If you still feel, that there are applications, where setting REMOTE_USER should still left to another component (the web-server?), I didn't get that by now, and you should better tell me. Making this conditional for good reason would be easy while I'm on it. So speak-up now, please.
comment:18 Changed 12 years ago by
comment:19 Changed 12 years ago by
(In [12444]) AccountManagerPlugin: Revert [9556] and implement a better solution, refs #5964 and #8545.
Undesired recursion on LoginModule.authenticate
is prevented by always setting 'user_locked' on the
request now. New option 'environ_auth_overwrite' allows to control previously hard-coded (re-)set of
environment variable REMOTE_USER.
Finally some log output should ease future authentication issue debugging.
comment:20 Changed 12 years ago by
Resolution: | → fixed |
---|---|
Status: | assigned → closed |
(In [12482]) AccountManagerPlugin: Publish maintenance release 0.4.1, closes #5964, #8545, #10134, #10625, #10700 and #10701.
This is an update for current stable acct_mgr-0.4 with a number of fixes for issues resolved within the last weeks, i.e.:
- a final fix for Single-Sign-On functionality (refs #9676),
- a long-standing HttpAuth login issue and
- one for
acct_mgr.LoginModule
, that is relevant if used with web-servers, that evaluate the REMOTE_USER environment variable.

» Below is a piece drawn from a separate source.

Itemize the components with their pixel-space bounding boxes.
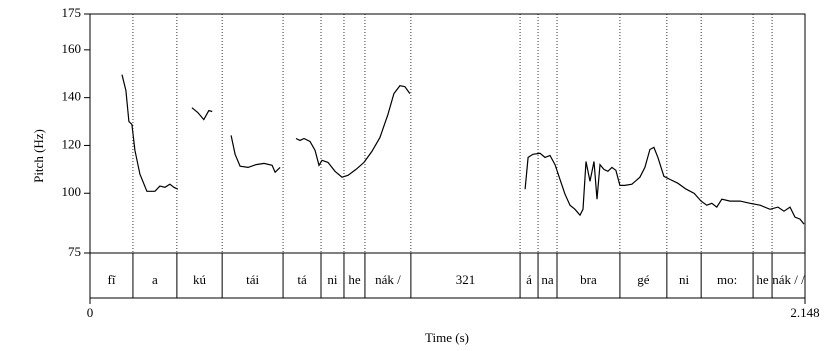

Changeset [12468] is included, that may require a Trac db fix-up. Run python ./contrib/fix-session_attribute-failed_logins.py <env> once on any Trac environment, that had account locking enabled with time constraints before.
comment:21 Changed 12 years ago by
Glad we fixed this, as the DEBUG logging introduced here proved very helpful in debugging #10826.
comment:22 Changed 12 years ago by
Because this ticket is closed, it will be better to discuss this in #10827.
I didn't check, if debug logging is where it would be most helpful, sorry. So certainly the reason why you don't come up with more details here is partially because of absence of such logging at critical places. It's a matter of fact that we're far from perfect now. Recent development introduced some new bugs that we're about to fix.
Still mentioning your OS, Python version, AcctMgr revision and some more details, i.e. all used authentication stores, would give us a better start. Thanks in advance.